5451.forum_id.patch (894 bytes) - added by r-a-y 8 years ago.

Download all attachments as: .zip

Change History (49)

This ticket was mentioned in IRC in #buddypress-dev by boonebgorges. View the logs.


10 years ago

#2 @johnjamesjacoby
10 years ago

Let's consider moving last_activity out of meta and into the bp_groups table proper with an additional column. I don't love that it's inconsistent with Member activity, but there's no sense in trying to query meta if we don't have to.

We could do similar with invite_status and total_member_count since queries are ran against both also.

#3 @r-a-y
10 years ago

total_member_count is a good candidate to be moved into the main bp_groups table since group template queries rely on it.

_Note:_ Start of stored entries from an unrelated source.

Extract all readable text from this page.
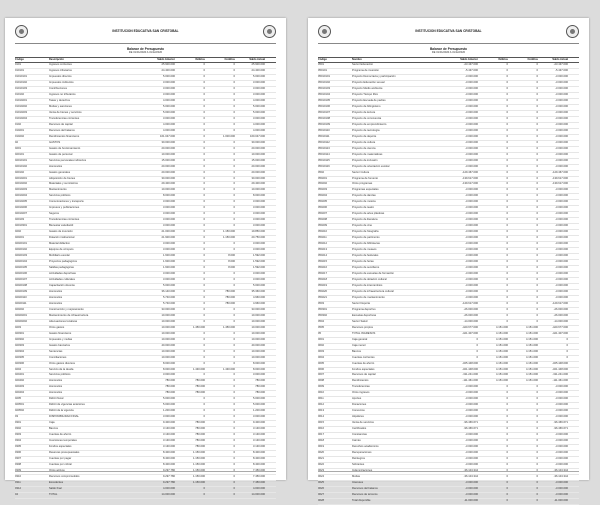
INSTITUCION EDUCATIVA SAN CRISTOBAL
Balance de Presupuesto
DE 01/01/2020 A 31/12/2020
Código	Descripción	Saldo Anterior	Débitos	Créditos	Saldo Actual
0101	Ingresos corrientes	25.900.000	0	0	25.900.000
010101	Ingresos tributarios	24.400.000	0	0	24.400.000
01010101	Impuestos directos	5.000.000	0	0	5.000.000
01010102	Impuestos indirectos	3.000.000	0	0	3.000.000
01010103	Contribuciones	3.000.000	0	0	3.000.000
010102	Ingresos no tributarios	3.000.000	0	0	3.000.000
01010201	Tasas y derechos	4.000.000	0	0	4.000.000
01010202	Multas y sanciones	5.000.000	0	0	5.000.000
01010203	Venta de bienes y servicios	5.000.000	0	0	5.000.000
01010204	Transferencias corrientes	3.000.000	0	0	3.000.000
0102	Recursos de capital	4.000.000	0	0	4.000.000
010201	Recursos del balance	4.000.000	0	0	4.000.000
010202	Rendimientos financieros	161.047.000	0	1.000.000	160.047.000
02	GASTOS	30.000.000	0	0	30.000.000
0201	Gastos de funcionamiento	20.000.000	0	0	20.000.000
020101	Gastos de personal	10.000.000	0	0	10.000.000
02010101	Servicios personales indirectos	15.000.000	0	0	15.000.000
02010102	Honorarios	20.000.000	0	0	20.000.000
020102	Gastos generales	20.000.000	0	0	20.000.000
02010201	Adquisición de bienes	30.000.000	0	0	30.000.000
02010202	Materiales y suministros	29.400.000	0	0	29.400.000
02010203	Mantenimiento	10.000.000	0	0	10.000.000
02010204	Servicios públicos	8.000.000	0	0	8.000.000
02010205	Comunicaciones y transporte	3.000.000	0	0	3.000.000
02010206	Impresos y publicaciones	3.000.000	0	0	3.000.000
02010207	Seguros	3.000.000	0	0	3.000.000
020103	Transferencias corrientes	3.000.000	0	0	3.000.000
02010301	Bienestar estudiantil	3.000.000	0	0	3.000.000
0202	Gastos de inversión	21.000.000	0	1.150.000	19.850.000
020201	Dotación institucional	21.900.000	0	1.150.000	20.750.000
02020101	Material didáctico	3.000.000	0	0	3.000.000
02020102	Equipos de cómputo	3.000.000	0	0	3.000.000
02020103	Mobiliario escolar	1.600.000	0	8.000	1.592.000
02020104	Proyectos pedagógicos	1.600.000	0	8.000	1.592.000
02020105	Salidas pedagógicas	1.600.000	0	8.000	1.592.000
02020106	Actividades deportivas	3.000.000	0	0	3.000.000
02020107	Actividades culturales	3.000.000	0	0	3.000.000
02020108	Capacitación docente	5.000.000	0	0	5.000.000
02020109	Honorarios	36.140.000	0	780.000	35.360.000
02020110	Honorarios	5.740.000	0	780.000	4.960.000
02020111	Honorarios	5.740.000	0	780.000	4.960.000
020202	Construcción y mejoramiento	33.000.000	0	0	33.000.000
02020201	Mantenimiento de infraestructura	10.000.000	0	0	10.000.000
02020202	Adecuaciones locativas	10.000.000	0	0	10.000.000
0203	Otros gastos	10.000.000	1.450.000	1.450.000	10.000.000
020301	Gastos financieros	10.000.000	0	0	10.000.000
020302	Impuestos y multas	10.000.000	0	0	10.000.000
020303	Gastos bancarios	40.000.000	0	0	40.000.000
020304	Sentencias	10.000.000	0	0	10.000.000
020305	Conciliaciones	10.000.000	0	0	10.000.000
020306	Otros gastos diversos	8.000.000	0	0	8.000.000
0204	Servicio de la deuda	8.000.000	1.430.000	1.430.000	8.000.000
020401	Servicios públicos	3.000.000	0	0	3.000.000
020402	Honorarios	780.000	780.000	0	780.000
020403	Honorarios	780.000	780.000	0	780.000
020404	Honorarios	780.000	780.000	0	780.000
0205	Déficit fiscal	5.000.000	0	0	5.000.000
020501	Déficit de vigencias anteriores	5.000.000	0	0	5.000.000
020502	Déficit de la vigencia	1.200.000	0	0	1.200.000
03	DISPONIBILIDAD FINAL	3.000.000	0	0	3.000.000
0301	Caja	9.400.000	780.000	0	9.400.000
0302	Bancos	3.130.000	780.000	0	3.130.000
0303	Cuentas de ahorro	3.130.000	780.000	0	3.130.000
0304	Inversiones temporales	3.130.000	780.000	0	3.130.000
0305	Fondos especiales	3.130.000	780.000	0	3.130.000
0306	Reservas presupuestales	8.400.000	1.150.000	0	8.400.000
0307	Cuentas por pagar	8.400.000	1.150.000	0	8.400.000
0308	Cuentas por cobrar	8.400.000	1.150.000	0	8.400.000
0309	Otros activos	9.297.780	1.150.000	0	7.450.000
0310	Recursos comprometidos	9.297.780	1.150.000	0	7.450.000
0311	Excedentes	9.297.780	1.150.000	0	7.450.000
0312	Saldo final	4.000.000	0	0	4.000.000
04	TOTAL	14.000.000	0	0	14.000.000
INSTITUCION EDUCATIVA SAN CRISTOBAL
Balance de Presupuesto
DE 01/01/2020 A 31/12/2020
Código	Nombre	Saldo Anterior	Débitos	Créditos	Saldo Actual
0501	Sector Educación	-23.437.000	0	0	-23.437.000
050101	Programa de inversión	-5.437.000	0	0	-5.437.000
05010101	Proyecto Democracia y participación	-3.000.000	0	0	-3.000.000
05010102	Proyecto Educación sexual	-3.000.000	0	0	-3.000.000
05010103	Proyecto Medio ambiente	-3.000.000	0	0	-3.000.000
05010104	Proyecto Tiempo libre	-3.000.000	0	0	-3.000.000
05010105	Proyecto Escuela de padres	-3.000.000	0	0	-3.000.000
05010106	Proyecto de bilingüismo	-3.000.000	0	0	-3.000.000
05010107	Proyecto de lectura	-3.000.000	0	0	-3.000.000
05010108	Proyecto de convivencia	-3.000.000	0	0	-3.000.000
05010109	Proyecto de emprendimiento	-3.000.000	0	0	-3.000.000
05010110	Proyecto de tecnología	-3.000.000	0	0	-3.000.000
05010111	Proyecto de deporte	-3.000.000	0	0	-3.000.000
05010112	Proyecto de cultura	-3.000.000	0	0	-3.000.000
05010113	Proyecto de ciencia	-3.000.000	0	0	-3.000.000
05010114	Proyecto de matemáticas	-3.000.000	0	0	-3.000.000
05010115	Proyecto de inclusión	-3.000.000	0	0	-3.000.000
05010116	Proyecto de orientación escolar	-3.000.000	0	0	-3.000.000
0502	Sector Cultura	-129.467.000	0	0	-129.467.000
050201	Programa de fomento	-139.617.000	0	0	-139.617.000
050202	Otros programas	-139.617.000	0	0	-139.617.000
050203	Programas especiales	-3.000.000	0	0	-3.000.000
050204	Proyecto de danzas	-3.000.000	0	0	-3.000.000
050205	Proyecto de música	-3.000.000	0	0	-3.000.000
050206	Proyecto de teatro	-3.000.000	0	0	-3.000.000
050207	Proyecto de artes plásticas	-3.000.000	0	0	-3.000.000
050208	Proyecto de literatura	-3.000.000	0	0	-3.000.000
050209	Proyecto de cine	-3.000.000	0	0	-3.000.000
050210	Proyecto de fotografía	-3.000.000	0	0	-3.000.000
050211	Proyecto de patrimonio	-3.000.000	0	0	-3.000.000
050212	Proyecto de bibliotecas	-3.000.000	0	0	-3.000.000
050213	Proyecto de museos	-3.000.000	0	0	-3.000.000
050214	Proyecto de festivales	-3.000.000	0	0	-3.000.000
050215	Proyecto de ferias	-3.000.000	0	0	-3.000.000
050216	Proyecto de semilleros	-3.000.000	0	0	-3.000.000
050217	Proyecto de escuelas de formación	-3.000.000	0	0	-3.000.000
050218	Proyecto de dotación cultural	-3.000.000	0	0	-3.000.000
050219	Proyecto de intercambios	-3.000.000	0	0	-3.000.000
050220	Proyecto de infraestructura cultural	-3.000.000	0	0	-3.000.000
050221	Proyecto de mantenimiento	-3.000.000	0	0	-3.000.000
0503	Sector Deporte	-129.617.000	0	0	-129.617.000
050301	Programa deportivo	-26.000.000	0	0	-26.000.000
050302	Escuelas deportivas	-26.000.000	0	0	-26.000.000
0504	Sector Salud	-14.000.000	0	0	-14.000.000
0505	Recursos propios	-420.677.000	4.151.000	4.151.000	-420.677.000
05	TOTAL INGRESOS	-421.407.000	4.151.000	4.151.000	-421.407.000
0601	Caja general	0	4.151.000	4.151.000	0
0602	Caja menor	0	4.151.000	4.151.000	0
0603	Bancos	0	4.151.000	4.151.000	0
0604	Cuentas corrientes	0	4.151.000	4.151.000	0
0605	Cuentas de ahorro	-325.448.000	4.151.000	4.151.000	-325.448.000
0606	Fondos especiales	-321.448.000	4.151.000	4.151.000	-321.448.000
0607	Recursos de capital	-311.241.000	4.151.000	4.151.000	-311.241.000
0608	Rendimientos	-111.461.000	4.151.000	4.151.000	-111.461.000
0609	Transferencias	-3.000.000	0	0	-3.000.000
0610	Otros ingresos	-3.000.000	0	0	-3.000.000
0611	Aportes	-3.000.000	0	0	-3.000.000
0612	Donaciones	-3.000.000	0	0	-3.000.000
0613	Convenios	-3.000.000	0	0	-3.000.000
0614	Alquileres	-3.000.000	0	0	-3.000.000
0615	Venta de servicios	-96.466.671	0	0	-96.466.671
0616	Certificados	-96.466.671	0	0	-96.466.671
0617	Constancias	-3.000.000	0	0	-3.000.000
0618	Carnés	-3.000.000	0	0	-3.000.000
0619	Derechos académicos	-3.000.000	0	0	-3.000.000
0620	Recuperaciones	-3.000.000	0	0	-3.000.000
0621	Reintegros	-3.000.000	0	0	-3.000.000
0622	Sobrantes	-3.000.000	0	0	-3.000.000
0623	Indemnizaciones	-36.104.344	0	0	-36.104.344
0624	Multas	-36.104.344	0	0	-36.104.344
0625	Intereses	-3.000.000	0	0	-3.000.000
0626	Recursos del balance	-3.000.000	0	0	-3.000.000
0627	Recursos de terceros	-3.000.000	0	0	-3.000.000
0628	Total disponible	-11.000.000	0	0	-11.000.000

I'm not so sure about invite_status.

#4 @DJPaul
10 years ago

  • Milestone changed from 2.1 to 2.2

#5 @boonebgorges
10 years ago

In 9082:

Fix group meta query SQL manipulation.

The wildcard operators were acting too greedily, preventing some JOIN clauses
from being recognized and resulting in invalid SQL syntax. This problem had
previously been masked by ideosyncracies of WP's WP_Meta_Query SQL syntax,
which changed in [WP29887].

This change should be considered a band-aid fix for what is already a band-aid
fix. The proper resolution for this issue is to migrate away from the comma
syntax for JOINs used in BP_Groups_Group. See #5874, #5451.

#6 @DJPaul
9 years ago

  • Milestone changed from 2.2 to 2.3

This ticket was mentioned in Slack in #buddypress by mamaduka. View the logs.


9 years ago

#8 @DJPaul
9 years ago

  • Milestone changed from 2.3 to Future Release

#9 @boonebgorges
8 years ago

  • Milestone changed from Future Release to 2.7

Let's split the query and add caching for 2.7. See #6643.

#10 @boonebgorges
8 years ago

See also #6358. Making BP_Groups_Group::get() return an array of BP_Groups_Group objects will help to eliminate some unneeded bits of this query.

@boonebgorges
8 years ago

#11 @boonebgorges
8 years ago

  • Keywords has-patch 2nd-opinion added

5451.diff contains the first steps toward overhauling the query. It's the "first steps" because so far I've only refactored what we've currently got. No additional caching or explicit performance improvements are included here (with one exception - see below). I figured it'd be easier to get a review and/or a second opinion on the approach if I broke things up. Here's what the patch does:

  • Instead of doing a single query to fetch all groups matching the get() params, there are now two queries: an ID query and a cache-priming query. The old query looked like this:
SELECT DISTINCT g.id, g.*, gm1.meta_value AS total_member_count, gm2.meta_value AS last_activity
FROM wp_bp_groups_groupmeta gm1, wp_bp_groups_groupmeta gm2, wp_bp_groups g
WHERE g.id = gm1.group_id
AND g.id = gm2.group_id
AND gm2.meta_key = 'last_activity'
AND gm1.meta_key = 'total_member_count'
ORDER BY last_activity DESC
LIMIT 0, 20

while the new ones look like this:

SELECT DISTINCT g.id
FROM wp_bp_groups g JOIN wp_bp_groups_groupmeta gm_last_activity on ( g.id = gm_last_activity.group_id )
WHERE gm_last_activity.meta_key = 'last_activity'
ORDER BY gm_last_activity.meta_value DESC
LIMIT 0, 20

SELECT g.*
FROM wp_bp_groups g
WHERE g.id IN (63,68,71,70,69,18,66,46,20,61,44,32,45,62,67,24,58,65,27,2)
  • As you can see, a costly table join has been removed. This table join was previously used to get the total_member_count. We only need this join when type=popular - ie, when we're sorting by total_member_count. See the section with the comment // Ordering by 'total_member_count' requires another table join.
  • BP_Groups_Group::get() now returns an array of BP_Groups_Group objects. See #6358. This has lots of benefits. The important one for the purposes of this ticket is that it centralizes cache management.
  • last_activity and total_member_count are no longer loaded into the group object by default. Instead, they've been made protected and are accessible by magic method. This reduces overhead when the values are not needed, and points the way to a future where we can do away with populate_extras altogether.
  • The rebuilding of the query syntax means that we can do away with all the funky string manipulation we were doing with tax_query and meta_query. So 5451.diff fixes #5099 as well.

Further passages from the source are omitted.